Prior learning requirements
Prerequisites: Elements of programming and computer system architecture in any passed modules
This module aims to provide an understanding of the operation, functions and inter-relation of the major software components of an operating system, to give an understanding of the hardware-software interface and its control by the operating system and to develop knowledge of the user-system interface.
The UNIX system is studied as both an example and as an interesting and important system in its own right. Practical exercises are based on the UNIX command language.
Introduction: Functions of operating systems.
File Management: Types of the files, creation, removing and manipulation of files.
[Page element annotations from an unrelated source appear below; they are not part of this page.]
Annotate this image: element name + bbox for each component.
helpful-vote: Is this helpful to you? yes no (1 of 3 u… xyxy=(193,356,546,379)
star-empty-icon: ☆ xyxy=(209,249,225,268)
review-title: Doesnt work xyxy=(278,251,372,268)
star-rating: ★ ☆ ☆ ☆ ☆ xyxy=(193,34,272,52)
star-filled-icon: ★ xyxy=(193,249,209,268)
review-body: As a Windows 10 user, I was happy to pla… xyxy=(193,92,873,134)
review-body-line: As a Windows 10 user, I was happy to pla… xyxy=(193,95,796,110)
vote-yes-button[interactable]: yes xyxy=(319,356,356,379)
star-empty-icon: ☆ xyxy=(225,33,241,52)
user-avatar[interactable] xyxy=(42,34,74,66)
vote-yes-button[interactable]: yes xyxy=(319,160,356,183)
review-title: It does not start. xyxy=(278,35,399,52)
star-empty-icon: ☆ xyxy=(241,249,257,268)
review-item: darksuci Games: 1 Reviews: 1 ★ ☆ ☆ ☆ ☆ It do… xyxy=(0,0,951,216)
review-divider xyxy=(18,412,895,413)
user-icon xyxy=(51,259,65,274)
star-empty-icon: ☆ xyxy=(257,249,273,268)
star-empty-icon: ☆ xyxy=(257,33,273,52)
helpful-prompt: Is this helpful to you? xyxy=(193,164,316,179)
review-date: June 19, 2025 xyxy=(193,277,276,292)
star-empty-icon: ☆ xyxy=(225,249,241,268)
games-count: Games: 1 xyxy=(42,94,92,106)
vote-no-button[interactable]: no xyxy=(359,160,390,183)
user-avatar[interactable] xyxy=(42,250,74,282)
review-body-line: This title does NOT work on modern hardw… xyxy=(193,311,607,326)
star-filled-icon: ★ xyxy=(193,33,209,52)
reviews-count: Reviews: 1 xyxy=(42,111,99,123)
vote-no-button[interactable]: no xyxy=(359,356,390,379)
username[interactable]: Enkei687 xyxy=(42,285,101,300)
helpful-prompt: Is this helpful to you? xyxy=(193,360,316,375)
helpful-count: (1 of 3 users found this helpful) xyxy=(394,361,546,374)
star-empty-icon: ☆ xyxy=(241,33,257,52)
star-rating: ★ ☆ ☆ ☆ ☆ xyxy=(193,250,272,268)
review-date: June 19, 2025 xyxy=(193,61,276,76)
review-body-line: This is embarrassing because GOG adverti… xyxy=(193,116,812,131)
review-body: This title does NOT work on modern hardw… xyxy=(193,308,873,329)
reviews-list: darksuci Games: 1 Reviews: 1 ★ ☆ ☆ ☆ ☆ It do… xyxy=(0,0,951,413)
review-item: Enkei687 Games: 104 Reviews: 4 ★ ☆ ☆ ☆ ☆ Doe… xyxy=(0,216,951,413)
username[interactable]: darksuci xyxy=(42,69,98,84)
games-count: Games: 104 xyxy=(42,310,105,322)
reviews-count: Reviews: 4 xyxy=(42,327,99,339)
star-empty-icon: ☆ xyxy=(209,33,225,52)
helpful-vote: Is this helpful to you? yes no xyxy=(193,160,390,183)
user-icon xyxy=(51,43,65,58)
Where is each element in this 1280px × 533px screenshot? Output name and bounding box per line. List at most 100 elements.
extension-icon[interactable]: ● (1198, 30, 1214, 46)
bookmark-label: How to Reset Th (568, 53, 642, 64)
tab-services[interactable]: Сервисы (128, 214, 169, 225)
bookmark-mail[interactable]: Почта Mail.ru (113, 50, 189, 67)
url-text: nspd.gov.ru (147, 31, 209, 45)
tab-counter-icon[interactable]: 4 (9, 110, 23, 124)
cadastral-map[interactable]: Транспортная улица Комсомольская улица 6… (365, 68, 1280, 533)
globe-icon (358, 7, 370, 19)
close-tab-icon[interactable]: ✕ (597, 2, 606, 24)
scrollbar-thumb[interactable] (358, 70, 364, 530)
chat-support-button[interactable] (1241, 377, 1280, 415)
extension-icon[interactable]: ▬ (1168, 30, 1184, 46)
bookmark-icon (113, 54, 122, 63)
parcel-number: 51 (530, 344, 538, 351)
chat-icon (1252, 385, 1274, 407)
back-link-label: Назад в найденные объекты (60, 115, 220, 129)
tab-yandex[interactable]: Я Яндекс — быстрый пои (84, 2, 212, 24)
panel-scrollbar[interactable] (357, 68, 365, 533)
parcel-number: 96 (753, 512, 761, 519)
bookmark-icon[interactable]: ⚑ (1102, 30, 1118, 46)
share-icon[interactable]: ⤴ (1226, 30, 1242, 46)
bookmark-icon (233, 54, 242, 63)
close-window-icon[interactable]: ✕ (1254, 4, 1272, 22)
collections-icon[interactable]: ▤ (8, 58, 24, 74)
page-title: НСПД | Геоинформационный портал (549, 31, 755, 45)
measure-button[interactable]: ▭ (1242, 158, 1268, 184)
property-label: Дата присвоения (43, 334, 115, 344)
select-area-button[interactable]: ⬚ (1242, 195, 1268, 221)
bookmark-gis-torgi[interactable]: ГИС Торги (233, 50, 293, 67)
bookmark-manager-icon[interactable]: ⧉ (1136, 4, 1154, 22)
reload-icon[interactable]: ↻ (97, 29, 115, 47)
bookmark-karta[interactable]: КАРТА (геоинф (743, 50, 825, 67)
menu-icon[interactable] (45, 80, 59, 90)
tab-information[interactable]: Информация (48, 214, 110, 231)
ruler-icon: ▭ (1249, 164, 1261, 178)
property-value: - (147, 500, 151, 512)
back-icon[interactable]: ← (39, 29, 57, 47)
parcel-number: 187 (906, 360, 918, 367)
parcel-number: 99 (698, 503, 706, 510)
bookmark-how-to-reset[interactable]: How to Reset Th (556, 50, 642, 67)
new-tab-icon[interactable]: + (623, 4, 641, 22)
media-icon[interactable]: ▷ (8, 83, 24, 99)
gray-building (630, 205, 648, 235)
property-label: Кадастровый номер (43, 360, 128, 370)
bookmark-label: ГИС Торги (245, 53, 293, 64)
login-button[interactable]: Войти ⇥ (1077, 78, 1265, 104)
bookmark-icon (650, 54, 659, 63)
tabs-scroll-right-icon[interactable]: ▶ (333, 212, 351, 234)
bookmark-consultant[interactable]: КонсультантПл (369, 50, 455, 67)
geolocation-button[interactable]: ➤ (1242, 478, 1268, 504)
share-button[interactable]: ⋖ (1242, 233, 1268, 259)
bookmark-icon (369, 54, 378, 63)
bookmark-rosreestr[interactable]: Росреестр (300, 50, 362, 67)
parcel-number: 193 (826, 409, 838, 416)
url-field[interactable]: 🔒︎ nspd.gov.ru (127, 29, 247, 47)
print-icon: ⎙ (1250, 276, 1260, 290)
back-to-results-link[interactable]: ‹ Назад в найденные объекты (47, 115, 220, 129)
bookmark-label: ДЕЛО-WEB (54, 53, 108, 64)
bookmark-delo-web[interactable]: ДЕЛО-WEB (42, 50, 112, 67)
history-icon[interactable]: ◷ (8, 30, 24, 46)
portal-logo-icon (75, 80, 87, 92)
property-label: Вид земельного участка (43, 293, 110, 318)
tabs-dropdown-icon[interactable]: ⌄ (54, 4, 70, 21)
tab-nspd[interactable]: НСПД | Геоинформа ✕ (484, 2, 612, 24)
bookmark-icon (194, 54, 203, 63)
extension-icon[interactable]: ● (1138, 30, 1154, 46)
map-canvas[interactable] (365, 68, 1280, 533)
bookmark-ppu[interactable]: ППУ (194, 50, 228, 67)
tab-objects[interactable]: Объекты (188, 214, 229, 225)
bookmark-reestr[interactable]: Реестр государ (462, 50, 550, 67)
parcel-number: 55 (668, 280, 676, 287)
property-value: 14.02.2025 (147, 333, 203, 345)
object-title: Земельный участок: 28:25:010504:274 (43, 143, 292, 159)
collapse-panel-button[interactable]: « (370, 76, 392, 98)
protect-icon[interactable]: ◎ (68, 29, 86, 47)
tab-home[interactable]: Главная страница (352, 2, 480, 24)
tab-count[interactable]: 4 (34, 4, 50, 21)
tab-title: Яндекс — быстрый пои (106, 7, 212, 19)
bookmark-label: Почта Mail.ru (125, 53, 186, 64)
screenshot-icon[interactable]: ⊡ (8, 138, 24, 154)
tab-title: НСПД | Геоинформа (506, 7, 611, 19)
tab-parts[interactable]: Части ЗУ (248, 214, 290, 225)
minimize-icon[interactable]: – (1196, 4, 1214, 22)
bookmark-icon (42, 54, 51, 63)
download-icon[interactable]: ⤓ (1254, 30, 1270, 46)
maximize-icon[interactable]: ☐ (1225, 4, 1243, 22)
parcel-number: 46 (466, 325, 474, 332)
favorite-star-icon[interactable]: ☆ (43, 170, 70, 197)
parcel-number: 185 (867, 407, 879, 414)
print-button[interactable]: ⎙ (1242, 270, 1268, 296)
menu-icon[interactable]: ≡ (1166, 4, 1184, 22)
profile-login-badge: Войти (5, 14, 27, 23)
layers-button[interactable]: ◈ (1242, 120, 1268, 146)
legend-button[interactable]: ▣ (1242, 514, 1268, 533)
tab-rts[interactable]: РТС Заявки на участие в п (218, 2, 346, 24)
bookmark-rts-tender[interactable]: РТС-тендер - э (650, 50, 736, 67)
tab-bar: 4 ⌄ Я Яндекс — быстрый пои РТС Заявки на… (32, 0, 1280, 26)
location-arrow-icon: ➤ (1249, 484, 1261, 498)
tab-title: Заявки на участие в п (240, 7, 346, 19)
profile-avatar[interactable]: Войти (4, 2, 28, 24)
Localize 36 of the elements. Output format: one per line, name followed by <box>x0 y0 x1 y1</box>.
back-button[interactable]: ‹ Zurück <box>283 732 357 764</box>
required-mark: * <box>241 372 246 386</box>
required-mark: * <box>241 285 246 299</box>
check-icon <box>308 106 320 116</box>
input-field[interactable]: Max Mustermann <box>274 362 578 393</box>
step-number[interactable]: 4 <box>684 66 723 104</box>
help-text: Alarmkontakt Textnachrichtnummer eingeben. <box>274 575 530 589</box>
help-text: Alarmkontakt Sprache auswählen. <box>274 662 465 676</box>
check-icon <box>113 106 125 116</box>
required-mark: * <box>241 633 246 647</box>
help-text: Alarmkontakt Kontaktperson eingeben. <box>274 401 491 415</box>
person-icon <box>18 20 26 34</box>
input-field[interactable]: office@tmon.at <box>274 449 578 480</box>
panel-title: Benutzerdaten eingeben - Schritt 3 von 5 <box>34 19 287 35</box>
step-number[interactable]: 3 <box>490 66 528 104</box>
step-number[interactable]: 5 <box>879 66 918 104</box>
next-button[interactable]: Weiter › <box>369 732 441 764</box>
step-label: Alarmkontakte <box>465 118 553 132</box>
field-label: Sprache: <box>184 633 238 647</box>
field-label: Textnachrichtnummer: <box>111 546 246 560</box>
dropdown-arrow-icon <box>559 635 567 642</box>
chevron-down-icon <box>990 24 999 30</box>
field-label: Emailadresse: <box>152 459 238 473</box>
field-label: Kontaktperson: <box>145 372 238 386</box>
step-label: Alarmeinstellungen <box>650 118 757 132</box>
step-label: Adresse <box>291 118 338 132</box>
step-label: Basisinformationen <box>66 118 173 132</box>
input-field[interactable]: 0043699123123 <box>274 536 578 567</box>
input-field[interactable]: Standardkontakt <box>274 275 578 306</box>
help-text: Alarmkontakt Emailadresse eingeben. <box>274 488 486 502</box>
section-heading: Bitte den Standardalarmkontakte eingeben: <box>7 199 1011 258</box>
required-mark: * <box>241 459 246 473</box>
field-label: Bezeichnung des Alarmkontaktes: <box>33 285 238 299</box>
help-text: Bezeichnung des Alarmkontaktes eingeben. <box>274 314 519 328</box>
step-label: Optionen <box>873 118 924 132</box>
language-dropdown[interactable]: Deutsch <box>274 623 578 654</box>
Implementation of the UNIX file system.
Process Management: Process primitives, and how they are used by the shell. Shell pipelines and redirection. Manipulation of processes. Implementation of UNIX processes.
Memory Management: Basic memory management. Virtual memory.
Input and Output Control: Principles of I/O software. I/O software layers.
Shells: Main features of shells. Main UNIX shells: the Bourne and Korn Shells.
Shell Programming: Essentials of shell programming.
Learning and teaching
A combination of lectures, tutorials, directed study and workshops is employed in the delivery of the module. Lectures, tutorials and supervised workshops 4 hours per week, unsupervised learning 2 hours per week.
The information in relation to learning and teaching of the module is uploaded to the module WebLearn site each week. Students will be able to access to this WebLearn site freely at home and the lab in the university.
The graduate attributes focused on in this module are A2, performance in a variety of contexts and A3, creative and ethical.
To achieve this module, a student must:
- Demonstrate understanding main processes behind the computer system control (A2)
- Master basic commands of a popular operating system (A2)
- Be able to develop a small program (shell script) to control computer resources (A3).
This module is assessed by means of an end-of-course, two-hour, unseen written examination (50%), and a coursework (50%).
The coursework consists of two parts. The first part, ‘Mastering UNIX commands’, is submitted on Week 5 to get formative feedback (40% of the coursework). The second part, ‘Writing a small UNIX script’, based on the first one, is submitted on Week 11 (60% of the coursework).
Students pass on aggregate.
1. Reading Materials on WebLearn.
2. Cogan B. (compilation). Operating Systems: Essentials Based on UNIX. Pearson Education Ltd., 2006. ISBN 1-84479-390-7.
1. Tanenbaum, A.S. Modern Operating Systems. Second Edition. Prentice Hall International. 2001. ISBN 0-13-092641-8.
2. Ritchie C. Operating Systems: Incorporating UNIX & Windows. Fourth Edition. Continuum, 2003. ISBN 0-8264-6416-4.
1. Sobell, M. G. A Practical Guide to the UNIX System. Third Edition. The Benjamin/ Cummings Publishing Company, Inc. 1995 (or a later edition). ISBN: 0-8053-565-1.
2. Forouzan B.A., Gilberg R.F. UNIX and Shell Programming: A Textbook. Thompson Learning, 2003. ISBN 0-534-95159-7.